EL DESCABEZADO
Don Elias, era un ciudadano que llegó hasta este pueblo como curandero, yerbatero; trataba toda clase de enfermedades con ungüentos, yerbas, sobados, cebos, etc. el precio por la curación, la consulta o el tratamiento siempre era un mínimo en dinero y el resto en especie; tenía tantos quesos y cuajadas, que debía en muchas ocasiones alimentar a los cerdos y engordarlos con el engirpe que acudían los enfermos; cuyes, conejos, papas, habas, choclos, maíz, quinua, ollocos, ocas es decir tenía más víveres que un mercado. Este hombre además era guaquero, adivinaba donde estaba escondido un tesoro, pero jamás sacó otra cosa que no sean entierros de los indios.
Se ufanaba de ser Arqueólogo y a la gente que lo conocía poco, le decía que estudió Arqueología en Méjico y medicina en Buenos Aires. Simpático como pocos, bailaba tango y a veces se picaba hasta de culebrero, enseñaba francés inventado por él y se sabía alguna que otra palabra en latín porque fue exalumno de los capuchinos en Quito; leía libros de San Cipriano (magia blanca) y leía también la suerte en la ceniza del cigarrillo, jugaba al póquer como los pistoleros del Oeste y estudiaba el porvenir en las líneas de la mano; su vida toda fue un rodar de cintas ideales fundamentadas en la quiromancia y la magia. Peregrino por los pueblos fue inquilino gratuito de los mejores hogares donde hacía las curaciones.

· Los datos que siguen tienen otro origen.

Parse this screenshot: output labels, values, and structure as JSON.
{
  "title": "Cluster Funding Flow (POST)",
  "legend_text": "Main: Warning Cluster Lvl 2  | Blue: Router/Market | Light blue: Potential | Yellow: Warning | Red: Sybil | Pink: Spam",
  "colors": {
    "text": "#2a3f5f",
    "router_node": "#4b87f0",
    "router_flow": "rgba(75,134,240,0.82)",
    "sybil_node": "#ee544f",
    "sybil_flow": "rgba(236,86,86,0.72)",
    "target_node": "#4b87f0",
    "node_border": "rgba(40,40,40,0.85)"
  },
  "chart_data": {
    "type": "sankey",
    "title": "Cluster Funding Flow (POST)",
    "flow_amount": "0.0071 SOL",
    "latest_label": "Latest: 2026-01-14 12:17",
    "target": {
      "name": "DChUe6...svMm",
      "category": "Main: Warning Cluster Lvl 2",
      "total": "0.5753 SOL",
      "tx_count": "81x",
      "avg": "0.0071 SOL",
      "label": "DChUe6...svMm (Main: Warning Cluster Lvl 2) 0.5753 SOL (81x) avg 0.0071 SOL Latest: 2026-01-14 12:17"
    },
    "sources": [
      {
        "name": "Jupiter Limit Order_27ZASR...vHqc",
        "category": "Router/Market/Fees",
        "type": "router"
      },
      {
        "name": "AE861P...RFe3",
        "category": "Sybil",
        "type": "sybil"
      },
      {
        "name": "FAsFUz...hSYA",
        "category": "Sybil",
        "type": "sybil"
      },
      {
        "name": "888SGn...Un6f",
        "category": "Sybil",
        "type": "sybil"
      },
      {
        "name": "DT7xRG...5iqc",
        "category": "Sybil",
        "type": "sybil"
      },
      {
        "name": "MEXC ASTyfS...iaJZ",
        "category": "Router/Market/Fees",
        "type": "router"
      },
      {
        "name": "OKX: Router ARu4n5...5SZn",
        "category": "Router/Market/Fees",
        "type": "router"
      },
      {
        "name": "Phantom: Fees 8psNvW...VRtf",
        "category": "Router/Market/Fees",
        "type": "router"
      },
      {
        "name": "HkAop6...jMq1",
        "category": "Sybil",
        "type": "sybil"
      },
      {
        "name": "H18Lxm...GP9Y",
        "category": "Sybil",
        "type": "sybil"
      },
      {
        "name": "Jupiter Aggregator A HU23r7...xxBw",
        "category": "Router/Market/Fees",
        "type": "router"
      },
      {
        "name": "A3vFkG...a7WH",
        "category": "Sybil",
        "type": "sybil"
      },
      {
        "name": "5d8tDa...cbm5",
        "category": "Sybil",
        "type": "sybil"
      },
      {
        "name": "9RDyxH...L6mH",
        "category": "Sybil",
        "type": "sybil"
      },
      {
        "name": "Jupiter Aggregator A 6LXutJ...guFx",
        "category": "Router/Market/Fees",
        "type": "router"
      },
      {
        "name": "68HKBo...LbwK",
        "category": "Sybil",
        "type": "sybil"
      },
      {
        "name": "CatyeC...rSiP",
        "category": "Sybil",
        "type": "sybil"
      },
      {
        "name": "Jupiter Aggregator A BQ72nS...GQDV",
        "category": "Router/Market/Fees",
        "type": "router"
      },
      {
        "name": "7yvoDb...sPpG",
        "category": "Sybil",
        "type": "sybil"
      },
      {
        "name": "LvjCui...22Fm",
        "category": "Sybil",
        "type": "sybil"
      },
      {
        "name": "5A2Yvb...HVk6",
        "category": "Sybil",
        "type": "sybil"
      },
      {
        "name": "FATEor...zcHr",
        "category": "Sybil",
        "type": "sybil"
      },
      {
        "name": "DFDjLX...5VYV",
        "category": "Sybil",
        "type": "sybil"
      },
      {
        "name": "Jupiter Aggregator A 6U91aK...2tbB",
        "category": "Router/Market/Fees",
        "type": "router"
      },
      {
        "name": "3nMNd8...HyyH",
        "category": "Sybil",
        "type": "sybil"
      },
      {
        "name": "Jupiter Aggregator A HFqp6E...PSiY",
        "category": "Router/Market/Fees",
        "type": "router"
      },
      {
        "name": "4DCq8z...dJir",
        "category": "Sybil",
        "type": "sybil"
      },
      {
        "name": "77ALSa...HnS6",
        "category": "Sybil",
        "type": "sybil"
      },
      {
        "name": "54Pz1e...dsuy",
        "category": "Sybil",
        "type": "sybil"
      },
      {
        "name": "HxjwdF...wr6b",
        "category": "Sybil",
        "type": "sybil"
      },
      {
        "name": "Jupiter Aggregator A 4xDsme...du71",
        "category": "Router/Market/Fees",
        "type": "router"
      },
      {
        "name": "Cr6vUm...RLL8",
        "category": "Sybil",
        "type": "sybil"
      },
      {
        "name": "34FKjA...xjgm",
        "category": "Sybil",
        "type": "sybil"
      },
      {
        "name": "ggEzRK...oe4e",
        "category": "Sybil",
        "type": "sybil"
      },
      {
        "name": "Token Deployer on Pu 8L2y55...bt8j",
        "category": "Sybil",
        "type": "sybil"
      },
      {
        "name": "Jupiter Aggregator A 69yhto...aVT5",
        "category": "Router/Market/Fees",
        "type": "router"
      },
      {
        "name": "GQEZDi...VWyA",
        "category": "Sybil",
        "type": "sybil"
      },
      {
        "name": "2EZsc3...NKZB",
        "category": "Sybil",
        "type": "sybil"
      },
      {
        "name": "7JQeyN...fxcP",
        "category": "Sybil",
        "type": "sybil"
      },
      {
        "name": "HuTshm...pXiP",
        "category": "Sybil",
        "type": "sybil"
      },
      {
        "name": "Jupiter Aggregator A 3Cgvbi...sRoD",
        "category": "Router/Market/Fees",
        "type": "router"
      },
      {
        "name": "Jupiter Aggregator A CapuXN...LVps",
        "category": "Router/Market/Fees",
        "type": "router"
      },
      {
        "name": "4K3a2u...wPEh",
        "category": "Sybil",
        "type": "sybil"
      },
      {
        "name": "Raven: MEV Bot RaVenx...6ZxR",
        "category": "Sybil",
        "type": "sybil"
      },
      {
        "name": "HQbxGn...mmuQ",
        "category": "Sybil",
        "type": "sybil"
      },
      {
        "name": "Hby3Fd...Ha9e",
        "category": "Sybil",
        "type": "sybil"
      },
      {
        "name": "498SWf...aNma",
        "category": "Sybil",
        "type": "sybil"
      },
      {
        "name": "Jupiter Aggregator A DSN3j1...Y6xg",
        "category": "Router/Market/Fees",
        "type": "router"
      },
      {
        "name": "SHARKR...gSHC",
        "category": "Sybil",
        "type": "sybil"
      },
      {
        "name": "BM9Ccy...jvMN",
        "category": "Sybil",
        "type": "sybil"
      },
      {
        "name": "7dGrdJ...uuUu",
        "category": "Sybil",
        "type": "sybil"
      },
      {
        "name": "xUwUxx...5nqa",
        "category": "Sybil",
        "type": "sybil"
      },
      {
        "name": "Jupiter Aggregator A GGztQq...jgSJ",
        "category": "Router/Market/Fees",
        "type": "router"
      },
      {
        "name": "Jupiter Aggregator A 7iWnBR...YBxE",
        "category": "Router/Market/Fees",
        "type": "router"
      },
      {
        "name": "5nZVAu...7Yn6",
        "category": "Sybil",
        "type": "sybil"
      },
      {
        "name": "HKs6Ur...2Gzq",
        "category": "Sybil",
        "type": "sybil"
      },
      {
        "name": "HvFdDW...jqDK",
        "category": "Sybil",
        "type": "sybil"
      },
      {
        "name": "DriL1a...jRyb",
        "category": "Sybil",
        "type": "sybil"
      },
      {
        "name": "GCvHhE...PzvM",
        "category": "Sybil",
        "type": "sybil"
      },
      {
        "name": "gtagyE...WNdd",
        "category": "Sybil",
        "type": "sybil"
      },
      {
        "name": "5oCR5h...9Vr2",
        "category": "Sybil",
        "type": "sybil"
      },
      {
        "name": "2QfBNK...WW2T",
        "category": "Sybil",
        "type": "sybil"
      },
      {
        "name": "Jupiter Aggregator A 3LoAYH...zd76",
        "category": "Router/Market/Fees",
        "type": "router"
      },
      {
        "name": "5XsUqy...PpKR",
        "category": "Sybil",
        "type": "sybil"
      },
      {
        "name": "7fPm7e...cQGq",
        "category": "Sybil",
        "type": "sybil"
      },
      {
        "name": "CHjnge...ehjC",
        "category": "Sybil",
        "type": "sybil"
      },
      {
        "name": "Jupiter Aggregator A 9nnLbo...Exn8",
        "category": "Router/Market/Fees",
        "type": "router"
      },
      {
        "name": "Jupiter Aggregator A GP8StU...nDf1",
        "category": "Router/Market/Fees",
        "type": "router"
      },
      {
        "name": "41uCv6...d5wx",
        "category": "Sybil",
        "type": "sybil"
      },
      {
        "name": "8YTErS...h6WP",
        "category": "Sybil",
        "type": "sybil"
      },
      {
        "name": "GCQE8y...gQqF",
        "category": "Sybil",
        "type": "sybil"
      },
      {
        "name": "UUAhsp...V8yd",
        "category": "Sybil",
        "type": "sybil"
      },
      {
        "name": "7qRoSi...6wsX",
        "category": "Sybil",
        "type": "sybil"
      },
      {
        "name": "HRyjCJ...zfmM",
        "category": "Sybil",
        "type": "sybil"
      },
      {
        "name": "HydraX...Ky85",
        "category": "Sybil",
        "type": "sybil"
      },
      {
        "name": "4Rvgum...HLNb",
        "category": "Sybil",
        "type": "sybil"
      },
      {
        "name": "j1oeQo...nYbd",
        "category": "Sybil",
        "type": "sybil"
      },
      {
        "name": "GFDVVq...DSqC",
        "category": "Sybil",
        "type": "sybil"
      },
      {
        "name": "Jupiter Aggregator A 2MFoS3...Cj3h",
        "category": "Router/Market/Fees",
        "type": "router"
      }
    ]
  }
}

En una misma noche que caminaba por las calles del pueblo se encontró con varios espantos, estos le hicieron recordar la señal de la cruz olvidada desde su pubertad. Salía de jugar una partida de fierro entre las once y media y las doce de la noche de un día Viernes de aquellos oscuros y fríos cubiertos por el zumbido erizante del viento de Agosto; encendió un piel roja y se dirigió a su posada; cuando caminaba unos veinte pasos algo le golpeó violentamente su cigarrillo que expidió chispas como vela romana, y cayó de su boca, solo miró una sombra a su lado y pensó que era un amigo , pero cuando se percató del asunto; ¡diablos! no tenía cabeza, el cuerpo llegaba hasta los hombros y estaba completamente desnudo; algo habló desde abajo diciendo ¡hola! era la cabeza que la criatura sostenía a la altura de su cadera; era la figura de una cabeza de iguana tomada de su cresta, le balbuceó en la oreja diciéndole - dame una misa- y se retiró apresurado; al pasar una puerta de troncos en una cuadra abandonada del centro del pueblo, se entró dando un escalofriante bramido; jamás Elias le hizo decir la misa; una noche cruzaba la sólida plaza del pueblo cuando en la soledad del espacio solo hablaban los gigantescos muros del sórdido templo, volaban las lechuzas en busca de insectos y ratones, se espantaba la basura con el viento de media noche y los gatos maullaban como en un infierno.
Dos grandes perros tiraban con una cadena que olía a óxido y rechinaban opacas como las de una cárcel abandonada a un hombre que suplicaba lo favorezcan; Elias se quedó quieto y mudo, su sombrero parecía estar en el aire y se lo tocaba con la debilidad del miedo, las puntas de su ruana otavaleña se levantaban como un paraguas semiabierto y sus pantalones de bota campana al estilo de los ingleses de mitad de siglo bamboleaban pesados como el telón de un teatro adolorido porque el arrastrado daba lamentos que hacían eco por debajo de la tierra; los perros echaban espuma de candela por su boca como si fuesen hornos de alta siderúrgica, sus ojos eran llamas del color del arco iris, no se sabía qué color predominaba y las cadenas iban arando el suelo por donde pasaba don Páez estupefacto, escéptico pero lleno de miedo miró que al fin se perdió de su vista cuando cayó la comparsa luciferina en un hueco de la sólida plaza.